How to obtain real vector from abstract tangent vector in the case of the manifold $\mathbb R^n$

Question

I know that for every $p\in\mathbb{R}^n$ the map \begin{align} \Phi_p\colon\mathbb{R}^n&\to T_p\mathbb{R}^n\\ v&\mapsto D_{v,p} \end{align} is an isomorphism, where \begin{align} D_{v,p}\colon C^{\infty}(\mathbb{R}^n,\mathbb{R})&\to\mathbb{R}\\ f&\mapsto D_{v,p}f \end{align} is the directional derivative.
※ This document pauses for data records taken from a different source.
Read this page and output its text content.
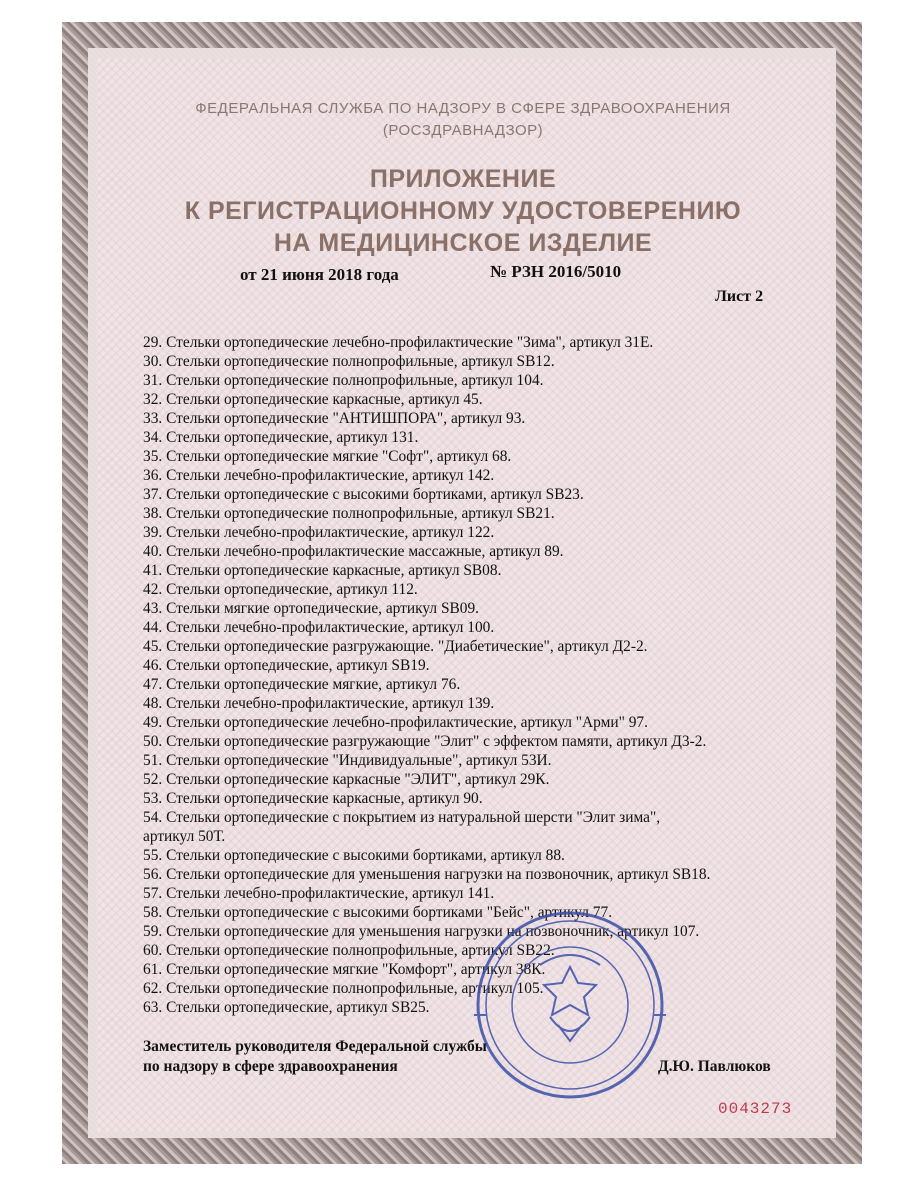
ФЕДЕРАЛЬНАЯ СЛУЖБА ПО НАДЗОРУ В СФЕРЕ ЗДРАВООХРАНЕНИЯ
(РОСЗДРАВНАДЗОР)
ПРИЛОЖЕНИЕ
К РЕГИСТРАЦИОННОМУ УДОСТОВЕРЕНИЮ
НА МЕДИЦИНСКОЕ ИЗДЕЛИЕ
от 21 июня 2018 года	№ РЗН 2016/5010
Лист 2
29. Стельки ортопедические лечебно-профилактические "Зима", артикул 31Е.
30. Стельки ортопедические полнопрофильные, артикул SB12.
31. Стельки ортопедические полнопрофильные, артикул 104.
32. Стельки ортопедические каркасные, артикул 45.
33. Стельки ортопедические "АНТИШПОРА", артикул 93.
34. Стельки ортопедические, артикул 131.
35. Стельки ортопедические мягкие "Софт", артикул 68.
36. Стельки лечебно-профилактические, артикул 142.
37. Стельки ортопедические с высокими бортиками, артикул SB23.
38. Стельки ортопедические полнопрофильные, артикул SB21.
39. Стельки лечебно-профилактические, артикул 122.
40. Стельки лечебно-профилактические массажные, артикул 89.
41. Стельки ортопедические каркасные, артикул SB08.
42. Стельки ортопедические, артикул 112.
43. Стельки мягкие ортопедические, артикул SB09.
44. Стельки лечебно-профилактические, артикул 100.
45. Стельки ортопедические разгружающие. "Диабетические", артикул Д2-2.
46. Стельки ортопедические, артикул SB19.
47. Стельки ортопедические мягкие, артикул 76.
48. Стельки лечебно-профилактические, артикул 139.
49. Стельки ортопедические лечебно-профилактические, артикул "Арми" 97.
50. Стельки ортопедические разгружающие "Элит" с эффектом памяти, артикул Д3-2.
51. Стельки ортопедические "Индивидуальные", артикул 53И.
52. Стельки ортопедические каркасные "ЭЛИТ", артикул 29К.
53. Стельки ортопедические каркасные, артикул 90.
54. Стельки ортопедические с покрытием из натуральной шерсти "Элит зима",
артикул 50Т.
55. Стельки ортопедические с высокими бортиками, артикул 88.
56. Стельки ортопедические для уменьшения нагрузки на позвоночник, артикул SB18.
57. Стельки лечебно-профилактические, артикул 141.
58. Стельки ортопедические с высокими бортиками "Бейс", артикул 77.
59. Стельки ортопедические для уменьшения нагрузки на позвоночник, артикул 107.
60. Стельки ортопедические полнопрофильные, артикул SB22.
61. Стельки ортопедические мягкие "Комфорт", артикул 38К.
62. Стельки ортопедические полнопрофильные, артикул 105.
63. Стельки ортопедические, артикул SB25.
Заместитель руководителя Федеральной службы
по надзору в сфере здравоохранения	Д.Ю. Павлюков
0043273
But is there an explicit formula for ${\Phi_p}^{-1}(v)$ for a given $v\in T_p\mathbb{R}^n$?

Answer 1

Yes, there is: \begin{align} {\Phi_p}^{-1}(v)=e_iv(e^i), \end{align}

where $(e_1,\dots,e_n)$ is the standard basis of $\mathbb{R}^n$ and $(e^1,\dots,e^n)$ is the dual basis.

The proof (which involves Taylor's theorem) is part of the proof of Proposition 3.2 in John Lee's book "Introduction to smooth manifolds".

Answer 2

HINT: Suppose $\Phi_p \in T_p(\Bbb R^n)$(that is, it's a derivation of the algebra $C^{\infty}(\Bbb R^n.\Bbb R)$). Now let $\alpha_i = \Phi_p(x^i)$ where $x^i$ is the coordinate projection. Now show that $\Phi_p = D_{v,p}$ where $v = (\alpha_1,\dots,\alpha_n)$.